If you’ve properly tagged the document, however, and if your repository server can create a view of the repository derived
from those tags, then the equivalent of a collection structure can be rendered at display time. And, unlike collection-based
repository servers, such a “view-based” server renders multiple, different views of the same repository. This is exactly what
Daisy does, and the result is quite impressive.
Ixiasoft TeXtML
TeXtML applies the bulk of its energies to the storage, retrieval, and management of text, and does so by creating an environment
awash in XML.
It’s not much of a stretch to say that TeXtML takes text documents from our universe, maps them into their equivalents in
an XML universe, and uses the capabilities of that universe to provide search and management functions that would not be available
otherwise. (This is not to suggest that TeXtML can handle text-only docs:
It can easily store and retrieve documents with embedded binary data.)
TeXtML uses a collections paradigm for organizing documents. Collections appear as named folders on TeXtML’s administration
console, and are navigated using the standard path constructs that anyone familiar with a file system would recognize.
How documents are stored in the repository, though, is a bit complicated. As stated above, documents are mapped to XML equivalents
— but that is only partly true. On the one hand, documents are stored wholesale in their native format. On the other hand,
when a document is placed in the repository, it is parsed into a kind of XML doppelganger document that TeXtML uses to build
indexes for the document. The TeXtML repository keeps track of the relationship between the original document and its XML
shadow. (This technique of creating XML shadow documents while keeping the original available helps TeXtML significantly with
its indexing chores, thus speeding queries.)

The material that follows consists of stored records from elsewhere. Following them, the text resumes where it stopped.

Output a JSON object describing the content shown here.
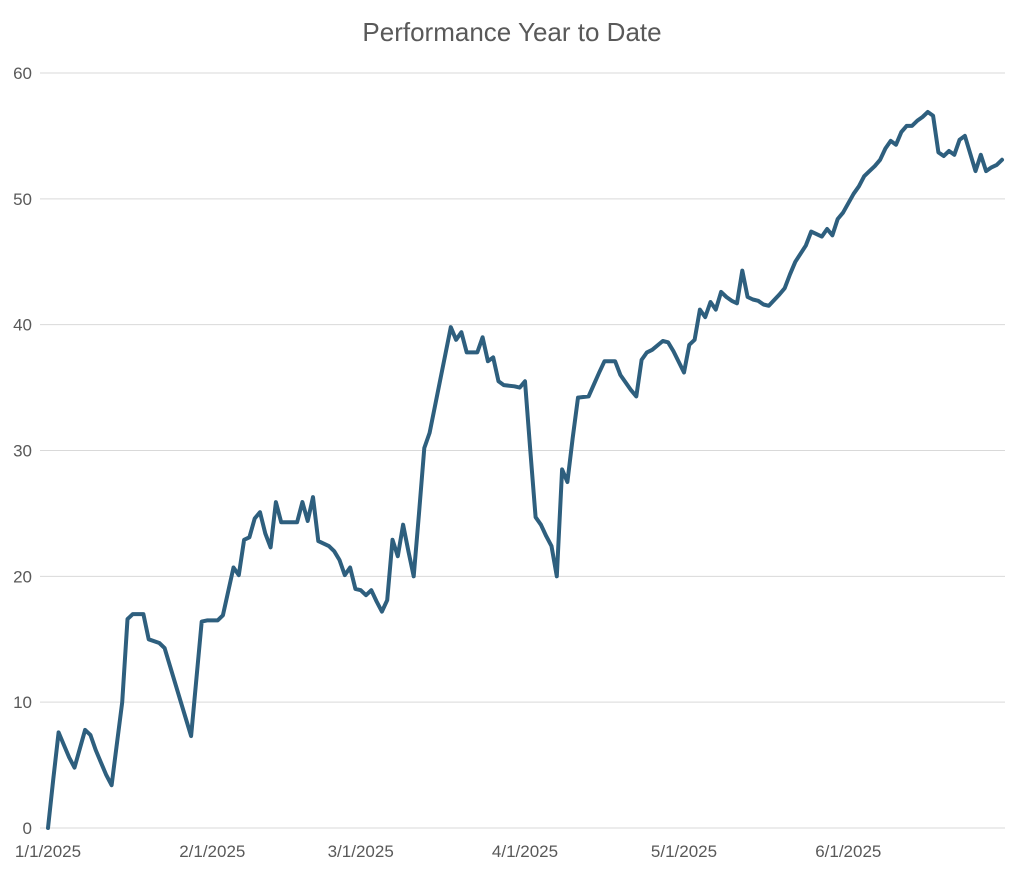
{
  "title": "Performance Year to Date",
  "colors": {
    "line": "#2E5F7E",
    "gridline": "#D9D9D9",
    "text": "#595959",
    "background": "#FFFFFF"
  },
  "chart_data": {
    "type": "line",
    "title": "Performance Year to Date",
    "xlabel": "",
    "ylabel": "",
    "legend": "none",
    "grid": "horizontal",
    "ylim": [
      0,
      60
    ],
    "x_range": [
      "1/1/2025",
      "6/30/2025"
    ],
    "y_axis": {
      "ticks": [
        0,
        10,
        20,
        30,
        40,
        50,
        60
      ],
      "labels": [
        "0",
        "10",
        "20",
        "30",
        "40",
        "50",
        "60"
      ]
    },
    "x_axis": {
      "tick_dates": [
        "1/1/2025",
        "2/1/2025",
        "3/1/2025",
        "4/1/2025",
        "5/1/2025",
        "6/1/2025"
      ],
      "labels": [
        "1/1/2025",
        "2/1/2025",
        "3/1/2025",
        "4/1/2025",
        "5/1/2025",
        "6/1/2025"
      ]
    },
    "series": [
      {
        "name": "Performance",
        "color": "#2E5F7E",
        "points": [
          [
            "1/1/2025",
            0.0
          ],
          [
            "1/2/2025",
            3.9
          ],
          [
            "1/3/2025",
            7.6
          ],
          [
            "1/4/2025",
            6.6
          ],
          [
            "1/5/2025",
            5.6
          ],
          [
            "1/6/2025",
            4.8
          ],
          [
            "1/8/2025",
            7.8
          ],
          [
            "1/9/2025",
            7.4
          ],
          [
            "1/10/2025",
            6.2
          ],
          [
            "1/11/2025",
            5.2
          ],
          [
            "1/12/2025",
            4.2
          ],
          [
            "1/13/2025",
            3.4
          ],
          [
            "1/15/2025",
            10.0
          ],
          [
            "1/16/2025",
            16.6
          ],
          [
            "1/17/2025",
            17.0
          ],
          [
            "1/19/2025",
            17.0
          ],
          [
            "1/20/2025",
            15.0
          ],
          [
            "1/22/2025",
            14.7
          ],
          [
            "1/23/2025",
            14.3
          ],
          [
            "1/24/2025",
            12.9
          ],
          [
            "1/25/2025",
            11.5
          ],
          [
            "1/26/2025",
            10.1
          ],
          [
            "1/27/2025",
            8.7
          ],
          [
            "1/28/2025",
            7.3
          ],
          [
            "1/30/2025",
            16.4
          ],
          [
            "1/31/2025",
            16.5
          ],
          [
            "2/2/2025",
            16.5
          ],
          [
            "2/3/2025",
            16.9
          ],
          [
            "2/5/2025",
            20.7
          ],
          [
            "2/6/2025",
            20.1
          ],
          [
            "2/7/2025",
            22.9
          ],
          [
            "2/8/2025",
            23.1
          ],
          [
            "2/9/2025",
            24.6
          ],
          [
            "2/10/2025",
            25.1
          ],
          [
            "2/11/2025",
            23.4
          ],
          [
            "2/12/2025",
            22.3
          ],
          [
            "2/13/2025",
            25.9
          ],
          [
            "2/14/2025",
            24.3
          ],
          [
            "2/16/2025",
            24.3
          ],
          [
            "2/17/2025",
            24.3
          ],
          [
            "2/18/2025",
            25.9
          ],
          [
            "2/19/2025",
            24.4
          ],
          [
            "2/20/2025",
            26.3
          ],
          [
            "2/21/2025",
            22.8
          ],
          [
            "2/22/2025",
            22.6
          ],
          [
            "2/23/2025",
            22.4
          ],
          [
            "2/24/2025",
            22.0
          ],
          [
            "2/25/2025",
            21.3
          ],
          [
            "2/26/2025",
            20.1
          ],
          [
            "2/27/2025",
            20.7
          ],
          [
            "2/28/2025",
            19.0
          ],
          [
            "3/1/2025",
            18.9
          ],
          [
            "3/2/2025",
            18.5
          ],
          [
            "3/3/2025",
            18.9
          ],
          [
            "3/4/2025",
            18.0
          ],
          [
            "3/5/2025",
            17.2
          ],
          [
            "3/6/2025",
            18.1
          ],
          [
            "3/7/2025",
            22.9
          ],
          [
            "3/8/2025",
            21.6
          ],
          [
            "3/9/2025",
            24.1
          ],
          [
            "3/10/2025",
            22.0
          ],
          [
            "3/11/2025",
            20.0
          ],
          [
            "3/12/2025",
            25.0
          ],
          [
            "3/13/2025",
            30.2
          ],
          [
            "3/14/2025",
            31.4
          ],
          [
            "3/15/2025",
            33.5
          ],
          [
            "3/16/2025",
            35.6
          ],
          [
            "3/17/2025",
            37.7
          ],
          [
            "3/18/2025",
            39.8
          ],
          [
            "3/19/2025",
            38.8
          ],
          [
            "3/20/2025",
            39.4
          ],
          [
            "3/21/2025",
            37.8
          ],
          [
            "3/22/2025",
            37.8
          ],
          [
            "3/23/2025",
            37.8
          ],
          [
            "3/24/2025",
            39.0
          ],
          [
            "3/25/2025",
            37.1
          ],
          [
            "3/26/2025",
            37.4
          ],
          [
            "3/27/2025",
            35.5
          ],
          [
            "3/28/2025",
            35.2
          ],
          [
            "3/30/2025",
            35.1
          ],
          [
            "3/31/2025",
            35.0
          ],
          [
            "4/1/2025",
            35.5
          ],
          [
            "4/2/2025",
            30.0
          ],
          [
            "4/3/2025",
            24.7
          ],
          [
            "4/4/2025",
            24.1
          ],
          [
            "4/5/2025",
            23.2
          ],
          [
            "4/6/2025",
            22.4
          ],
          [
            "4/7/2025",
            20.0
          ],
          [
            "4/8/2025",
            28.5
          ],
          [
            "4/9/2025",
            27.5
          ],
          [
            "4/10/2025",
            31.0
          ],
          [
            "4/11/2025",
            34.2
          ],
          [
            "4/13/2025",
            34.3
          ],
          [
            "4/15/2025",
            36.2
          ],
          [
            "4/16/2025",
            37.1
          ],
          [
            "4/18/2025",
            37.1
          ],
          [
            "4/19/2025",
            36.0
          ],
          [
            "4/21/2025",
            34.8
          ],
          [
            "4/22/2025",
            34.3
          ],
          [
            "4/23/2025",
            37.2
          ],
          [
            "4/24/2025",
            37.8
          ],
          [
            "4/25/2025",
            38.0
          ],
          [
            "4/27/2025",
            38.7
          ],
          [
            "4/28/2025",
            38.6
          ],
          [
            "4/29/2025",
            37.9
          ],
          [
            "5/1/2025",
            36.2
          ],
          [
            "5/2/2025",
            38.4
          ],
          [
            "5/3/2025",
            38.8
          ],
          [
            "5/4/2025",
            41.2
          ],
          [
            "5/5/2025",
            40.6
          ],
          [
            "5/6/2025",
            41.8
          ],
          [
            "5/7/2025",
            41.2
          ],
          [
            "5/8/2025",
            42.6
          ],
          [
            "5/9/2025",
            42.2
          ],
          [
            "5/10/2025",
            41.9
          ],
          [
            "5/11/2025",
            41.7
          ],
          [
            "5/12/2025",
            44.3
          ],
          [
            "5/13/2025",
            42.2
          ],
          [
            "5/14/2025",
            42.0
          ],
          [
            "5/15/2025",
            41.9
          ],
          [
            "5/16/2025",
            41.6
          ],
          [
            "5/17/2025",
            41.5
          ],
          [
            "5/19/2025",
            42.4
          ],
          [
            "5/20/2025",
            42.9
          ],
          [
            "5/21/2025",
            44.0
          ],
          [
            "5/22/2025",
            45.0
          ],
          [
            "5/24/2025",
            46.3
          ],
          [
            "5/25/2025",
            47.4
          ],
          [
            "5/27/2025",
            47.0
          ],
          [
            "5/28/2025",
            47.6
          ],
          [
            "5/29/2025",
            47.1
          ],
          [
            "5/30/2025",
            48.4
          ],
          [
            "5/31/2025",
            48.9
          ],
          [
            "6/2/2025",
            50.4
          ],
          [
            "6/3/2025",
            51.0
          ],
          [
            "6/4/2025",
            51.8
          ],
          [
            "6/5/2025",
            52.2
          ],
          [
            "6/6/2025",
            52.6
          ],
          [
            "6/7/2025",
            53.1
          ],
          [
            "6/8/2025",
            54.0
          ],
          [
            "6/9/2025",
            54.6
          ],
          [
            "6/10/2025",
            54.3
          ],
          [
            "6/11/2025",
            55.3
          ],
          [
            "6/12/2025",
            55.8
          ],
          [
            "6/13/2025",
            55.8
          ],
          [
            "6/14/2025",
            56.2
          ],
          [
            "6/15/2025",
            56.5
          ],
          [
            "6/16/2025",
            56.9
          ],
          [
            "6/17/2025",
            56.6
          ],
          [
            "6/18/2025",
            53.7
          ],
          [
            "6/19/2025",
            53.4
          ],
          [
            "6/20/2025",
            53.8
          ],
          [
            "6/21/2025",
            53.5
          ],
          [
            "6/22/2025",
            54.7
          ],
          [
            "6/23/2025",
            55.0
          ],
          [
            "6/25/2025",
            52.2
          ],
          [
            "6/26/2025",
            53.5
          ],
          [
            "6/27/2025",
            52.2
          ],
          [
            "6/28/2025",
            52.5
          ],
          [
            "6/29/2025",
            52.7
          ],
          [
            "6/30/2025",
            53.1
          ]
        ]
      }
    ]
  }
}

The parsing is performed by the TeXtML’s Universal Converter, which reads some 220-plus document formats. It is an optional
component, but without it, the only querying you can do is on document metadata such as title, creation date, document type,
and so on.
Indexes and Queries
TeXtML knows which parts of a given document are to be indexed via an index definition document. There is only one index definition
document in the repository, and its content is entirely XML. So, when a new document enters the repository, it is dissected
by the Universal Converter, and the index definition document is consulted to determine which elements are to be indexed.
TeXtML creates indexes for full-text content, strings, numeric data, dates, and time.
TeXtML’s query language is yet another XML variant, entirely unlike XQuery. The dissimilarity is understandable. TeXtML is
primarily intent on performing rapid document content search; less important is the capability to navigate an XML document’s
structure using XPath-style expressions (as can happen in XQuery).
TeXtML’s demonstration download comes with a preloaded repository, as well as an application that allows you to experiment
with the system’s querying capabilities. The application lets the user enter queries by filling in text boxes, generates the
query invisibly, then executes it.
The installation also includes sample apps and queries, and the included programmer’s manual provides a line-by-line explanation
of the VBScript programs. This is not to suggest that VBScript is your only programming avenue into TeXtML, which supports
APIs for Java, native .Net, COM, and OLEDB (organic light-emitting diode B). There is also a WebDAV extension; but, at the
time of this writing, the API did not support some of TeXtML’s advanced features.
Concluding Content
Daisy could certainly benefit from a smoother installation. Hopefully, a turnkey version, expected as part of the next release,
will eliminate that complaint. Beyond that, the Daisywiki is a joy to play with, and is an excellent test-drive of Daisy’s
novel stuff-it-all-in-one-bag approach to document storage.
TeXtML is the product for scuba-diving through oceans of text content. It also provides safeguard features that Daisy doesn’t
have, such as the Fault Tolerant Server, which replicates documents and transactions on multiple TeXtML servers.
If hard-core text searching is what you need in your CMS system, then by all means give TeXtML a look. Daisy, however, has
that powerful attribute that we are seeing more and more in high-quality software: open source. If you want to set up a wiki
site in an evening or two, Daisy is very hard to beat.